As I understand, GCM will also be broken by quantum computing
The idea that GCM would be broken is, at best, questionable; it is broken only in the scenario where you allow the attacker to make entangled queries, and is returned entangled answers. That is, for this to be an applicable attack, the implementation under attack must also be a Quantum implementation; that is, it must receive the entangled state from the adversary, it must maintain it throughout the encryption/decryption process, and then return the entangled result back to the adversary.

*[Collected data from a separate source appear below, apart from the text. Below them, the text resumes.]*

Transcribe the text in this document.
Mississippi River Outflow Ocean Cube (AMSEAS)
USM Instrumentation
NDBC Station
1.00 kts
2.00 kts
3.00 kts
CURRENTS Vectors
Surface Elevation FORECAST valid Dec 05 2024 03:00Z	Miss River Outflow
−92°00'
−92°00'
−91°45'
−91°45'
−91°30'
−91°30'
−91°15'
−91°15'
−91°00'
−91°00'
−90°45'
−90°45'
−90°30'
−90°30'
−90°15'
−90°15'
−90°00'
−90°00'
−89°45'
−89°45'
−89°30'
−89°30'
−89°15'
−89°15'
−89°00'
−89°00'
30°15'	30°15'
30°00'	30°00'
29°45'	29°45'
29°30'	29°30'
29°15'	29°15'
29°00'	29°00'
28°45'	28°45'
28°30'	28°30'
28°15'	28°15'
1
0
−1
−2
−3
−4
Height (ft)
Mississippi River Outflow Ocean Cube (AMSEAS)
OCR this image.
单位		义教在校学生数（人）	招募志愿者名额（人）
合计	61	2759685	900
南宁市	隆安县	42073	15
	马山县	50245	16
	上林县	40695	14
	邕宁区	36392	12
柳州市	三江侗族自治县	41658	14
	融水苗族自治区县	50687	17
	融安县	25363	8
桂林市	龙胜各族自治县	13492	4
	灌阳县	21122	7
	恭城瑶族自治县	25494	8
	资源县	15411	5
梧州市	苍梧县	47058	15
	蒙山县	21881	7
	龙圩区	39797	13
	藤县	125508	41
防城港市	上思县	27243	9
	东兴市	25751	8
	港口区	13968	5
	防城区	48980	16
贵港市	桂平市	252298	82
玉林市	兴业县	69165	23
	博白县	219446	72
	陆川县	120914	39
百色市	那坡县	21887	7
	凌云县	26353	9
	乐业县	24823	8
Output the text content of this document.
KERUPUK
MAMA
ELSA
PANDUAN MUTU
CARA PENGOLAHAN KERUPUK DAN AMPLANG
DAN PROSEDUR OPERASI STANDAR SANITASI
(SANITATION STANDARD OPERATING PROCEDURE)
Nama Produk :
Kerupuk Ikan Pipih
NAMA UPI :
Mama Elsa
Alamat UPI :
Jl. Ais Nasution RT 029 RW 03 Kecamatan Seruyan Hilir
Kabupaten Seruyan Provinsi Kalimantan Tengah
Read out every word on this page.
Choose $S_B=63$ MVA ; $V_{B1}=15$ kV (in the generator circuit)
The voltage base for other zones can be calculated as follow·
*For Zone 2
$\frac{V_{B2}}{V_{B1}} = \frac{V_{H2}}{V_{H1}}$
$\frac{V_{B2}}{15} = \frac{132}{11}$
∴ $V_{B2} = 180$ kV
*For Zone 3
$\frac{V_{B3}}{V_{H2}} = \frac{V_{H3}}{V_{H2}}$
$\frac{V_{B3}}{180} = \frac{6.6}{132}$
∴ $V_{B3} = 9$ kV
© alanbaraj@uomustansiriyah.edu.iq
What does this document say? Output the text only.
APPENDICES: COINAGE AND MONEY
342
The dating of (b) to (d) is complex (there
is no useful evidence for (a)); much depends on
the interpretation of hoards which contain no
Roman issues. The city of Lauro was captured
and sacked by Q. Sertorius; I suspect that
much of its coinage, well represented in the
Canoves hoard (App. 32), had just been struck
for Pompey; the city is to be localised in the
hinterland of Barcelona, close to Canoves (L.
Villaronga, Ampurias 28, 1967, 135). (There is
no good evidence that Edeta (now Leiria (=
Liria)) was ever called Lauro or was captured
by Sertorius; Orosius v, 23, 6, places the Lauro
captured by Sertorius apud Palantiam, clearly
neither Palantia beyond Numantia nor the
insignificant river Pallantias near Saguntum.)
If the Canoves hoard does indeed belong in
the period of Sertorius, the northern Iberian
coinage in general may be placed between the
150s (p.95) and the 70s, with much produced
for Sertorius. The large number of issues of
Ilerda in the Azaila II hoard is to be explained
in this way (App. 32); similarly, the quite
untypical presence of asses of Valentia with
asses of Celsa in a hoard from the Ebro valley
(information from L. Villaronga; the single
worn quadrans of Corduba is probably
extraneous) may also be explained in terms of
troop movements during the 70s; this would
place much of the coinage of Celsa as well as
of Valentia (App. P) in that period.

This is in contrast to RSA/DH/ECC - there, you can take the public key, load it into your Quantum Computer, run Shor's, and directly obtain the private key - the only cooperation you need from the device under attack is the public key (which we generally assume is public).
In a white-box scenario, this attack against GCM is plausible (because the adversary would be able to install the entire implementation-under-attack within his Quantum Computer and make entangled queries at will). Outside of that, this would seem (to me) to assume an extraordinary amount of cooperation from the device under attack. In some ways, this could be considered a side channel attack; only much easier to defend against than most side channel attacks (just don't implement GCM in a way that preserves Quantum entanglement - given that we currently don't know how to preserve entanglement over that many operations even if we wanted to, this sounds quite easy).
No one thinks GCM is broken because DPA probing can, given a sufficient number of queries, generally recover the key - it's not clear to me why this easier-to-defend against attack is more of a concern.